Jason Isbell Digs Deep for Soulful Set at Historic Venue
As an artist, you’ve reached a certain level when fellow musicians come to hear you play. And, when it comes to Toronto venues, you’ve also joined an elite club when you play Massey Hall. Last night Jason Isbell achieved both in one memorable evening. He played the 123-year-old concert hall for the first time, where many of his musical heroes have played before him. The weight and the importance of this milesteone was not lost on the songwriter, who, after the show, tweeted: “I gotta say, @masseyhall did not disappoint. We had high expectations and they were exceeded.”
The growing adoration by Isbell’s industry peers was also on full display at Massey Hall. Many of Toronto’s music community attended the near sellout show, including Miranda Mulholland (Harrow Fair), Andrew Cash (The Cash Brothers), and Devon Cuddy. Even Canada’s favorite rock-and-roll band – The Tragically Hip – were well represented with lead guitairst Rob Baker taking in the show. Aftterward he tweeted: “Just saw @jasonisbell @masseyhall. 1 of the best shows I’ve ever seen. No gimmicks, just great musicians in service of superior songwriting.”
Baker’s social media assessment nailed it. This evening was about witnessing a songwriter’s songwriter backed by a tight band, taking his words and music to new sonic spaces with no special effects needed.

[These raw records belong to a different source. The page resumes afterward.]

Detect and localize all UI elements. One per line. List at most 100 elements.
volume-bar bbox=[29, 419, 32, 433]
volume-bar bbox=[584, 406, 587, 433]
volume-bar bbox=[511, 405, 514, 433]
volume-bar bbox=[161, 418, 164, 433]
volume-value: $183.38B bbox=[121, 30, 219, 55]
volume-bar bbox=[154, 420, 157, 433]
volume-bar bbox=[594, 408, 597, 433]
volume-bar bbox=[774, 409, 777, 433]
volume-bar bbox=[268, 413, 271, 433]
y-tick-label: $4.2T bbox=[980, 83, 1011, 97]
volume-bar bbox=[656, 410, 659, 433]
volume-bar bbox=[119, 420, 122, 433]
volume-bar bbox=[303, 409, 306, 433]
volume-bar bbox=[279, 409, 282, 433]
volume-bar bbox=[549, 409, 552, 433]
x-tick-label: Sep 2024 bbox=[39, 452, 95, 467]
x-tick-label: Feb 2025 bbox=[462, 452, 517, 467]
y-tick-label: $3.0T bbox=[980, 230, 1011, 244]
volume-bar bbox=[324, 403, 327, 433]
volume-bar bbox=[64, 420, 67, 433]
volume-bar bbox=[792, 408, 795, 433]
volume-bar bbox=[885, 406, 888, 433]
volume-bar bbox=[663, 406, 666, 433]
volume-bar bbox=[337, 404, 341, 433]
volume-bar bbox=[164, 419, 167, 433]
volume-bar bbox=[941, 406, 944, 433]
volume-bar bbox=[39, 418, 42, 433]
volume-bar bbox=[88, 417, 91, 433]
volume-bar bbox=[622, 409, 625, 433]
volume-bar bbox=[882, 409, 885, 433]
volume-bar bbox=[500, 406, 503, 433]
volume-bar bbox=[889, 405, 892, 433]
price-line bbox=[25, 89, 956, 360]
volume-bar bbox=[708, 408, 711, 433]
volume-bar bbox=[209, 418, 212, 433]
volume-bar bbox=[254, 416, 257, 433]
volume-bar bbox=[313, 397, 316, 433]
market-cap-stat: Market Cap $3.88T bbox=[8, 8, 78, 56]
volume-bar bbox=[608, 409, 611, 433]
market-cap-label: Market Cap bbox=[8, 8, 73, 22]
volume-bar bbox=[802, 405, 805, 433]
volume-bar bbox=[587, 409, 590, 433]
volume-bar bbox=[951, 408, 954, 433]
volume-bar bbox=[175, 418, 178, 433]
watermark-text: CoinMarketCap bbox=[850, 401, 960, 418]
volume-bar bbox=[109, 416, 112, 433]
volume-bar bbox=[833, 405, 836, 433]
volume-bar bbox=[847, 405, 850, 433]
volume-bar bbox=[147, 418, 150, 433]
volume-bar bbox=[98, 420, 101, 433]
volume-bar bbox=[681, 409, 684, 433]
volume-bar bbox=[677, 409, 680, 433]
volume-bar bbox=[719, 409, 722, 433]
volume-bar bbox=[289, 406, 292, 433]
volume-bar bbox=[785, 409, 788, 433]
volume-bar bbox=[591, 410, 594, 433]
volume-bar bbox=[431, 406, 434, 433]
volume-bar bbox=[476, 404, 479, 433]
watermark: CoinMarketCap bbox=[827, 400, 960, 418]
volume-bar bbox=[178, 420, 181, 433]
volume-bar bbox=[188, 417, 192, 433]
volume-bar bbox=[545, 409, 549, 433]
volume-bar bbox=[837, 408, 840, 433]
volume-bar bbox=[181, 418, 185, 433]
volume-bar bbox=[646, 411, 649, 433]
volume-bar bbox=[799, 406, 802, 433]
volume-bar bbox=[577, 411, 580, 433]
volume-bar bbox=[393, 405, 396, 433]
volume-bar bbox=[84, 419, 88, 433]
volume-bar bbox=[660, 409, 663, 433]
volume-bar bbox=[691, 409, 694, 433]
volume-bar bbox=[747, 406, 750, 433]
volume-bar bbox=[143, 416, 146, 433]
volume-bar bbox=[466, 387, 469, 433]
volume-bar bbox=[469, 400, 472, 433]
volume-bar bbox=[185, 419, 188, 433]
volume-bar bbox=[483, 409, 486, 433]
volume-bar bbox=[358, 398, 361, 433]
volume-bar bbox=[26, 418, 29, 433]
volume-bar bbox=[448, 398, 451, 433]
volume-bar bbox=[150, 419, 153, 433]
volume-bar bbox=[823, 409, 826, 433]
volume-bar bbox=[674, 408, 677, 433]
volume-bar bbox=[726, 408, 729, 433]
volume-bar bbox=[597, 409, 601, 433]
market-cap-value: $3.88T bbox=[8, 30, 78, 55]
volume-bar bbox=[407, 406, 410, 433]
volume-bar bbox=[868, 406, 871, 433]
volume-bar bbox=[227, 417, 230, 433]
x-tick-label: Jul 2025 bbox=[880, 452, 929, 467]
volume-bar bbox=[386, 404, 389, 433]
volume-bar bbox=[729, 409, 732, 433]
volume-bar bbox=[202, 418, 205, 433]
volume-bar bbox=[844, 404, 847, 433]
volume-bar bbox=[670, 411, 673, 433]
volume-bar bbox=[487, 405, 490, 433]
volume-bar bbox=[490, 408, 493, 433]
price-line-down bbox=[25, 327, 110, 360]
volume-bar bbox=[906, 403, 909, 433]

With a whiff of the bud soon to be legal in these parts lingering in the air of The Grand Dame on Shuter, Amanda Shires took the stage shortly after 8 p.m. with her four-piece band. Sporting a black skirt and a lacy black top, Shires shone from the moment the lights dimmed.
Shires’ short set was marked by two- and three-part harmonies, fine fiddling, and finger picking. Isbell’s wife displayed a voice as strong as Dolly, as sweet as Emmylou, but with Lucinda’s sense of urgency. Each note echoed off the rafters and lingered long after each song. Hoots, hollers, and whistles rained from the balcony acknowledging her artistry. In between songs, Shires’ humorous banter with the crowd – whether it was introducing her bandmates and their strange road habits or speaking about her husband – added to this fine opening performance that set the stage – and tone – for the 90 minutes of musicianship that followed.
Isbell and his mates in the 400 Unit, who were tighter than an old Mason jar left out too long in the rain, wasted no time getting down to business by opening with a sizzling six-minute, emotionally-driven version of “Anxiety,” off his sixth and most recent disc, Nashville Sound. The song featured some gorgeous two-part harmonies between Shires and her husband. From there, the Muscle Shoals native offered a tight take of “24 Frames,” the storied song from Something More Than Free (2015).
Throughout the rest of the set, Isbell and his band let the ghosts of Massey Hall guide them to new heights, playing a mix of songs old and new. It was the songs off Nashville Sound that stole the show. Highlights included six-part harmony and some serious guitar playing on Isbell’s Gretsch White Falcon on the politically-charged “White Man’s World,” and a touching rendition of “Last of My Kind.”
Following “Cover Me Up,” which began with just Isbell and his wife, then saw the lead guitarist join with some slide, followed by the rest of the band, the crowd rose for a standing ovation – the first of several to end the evening.
After returning to the stage with an energized and teary-eyed “If We Were Vampires,” Isbell closed this electric night of music with “Decoration Day,” the title cut he wrote for the 2003 record by his former band The Drive-by Truckers.
Fans filed out of Massey Hall satisfied, but as I heard one patron say – and this reviewer agrees – I could have listened to this storied songwriter and his band for many more hours. Just the songs please. No gimmicks indeed.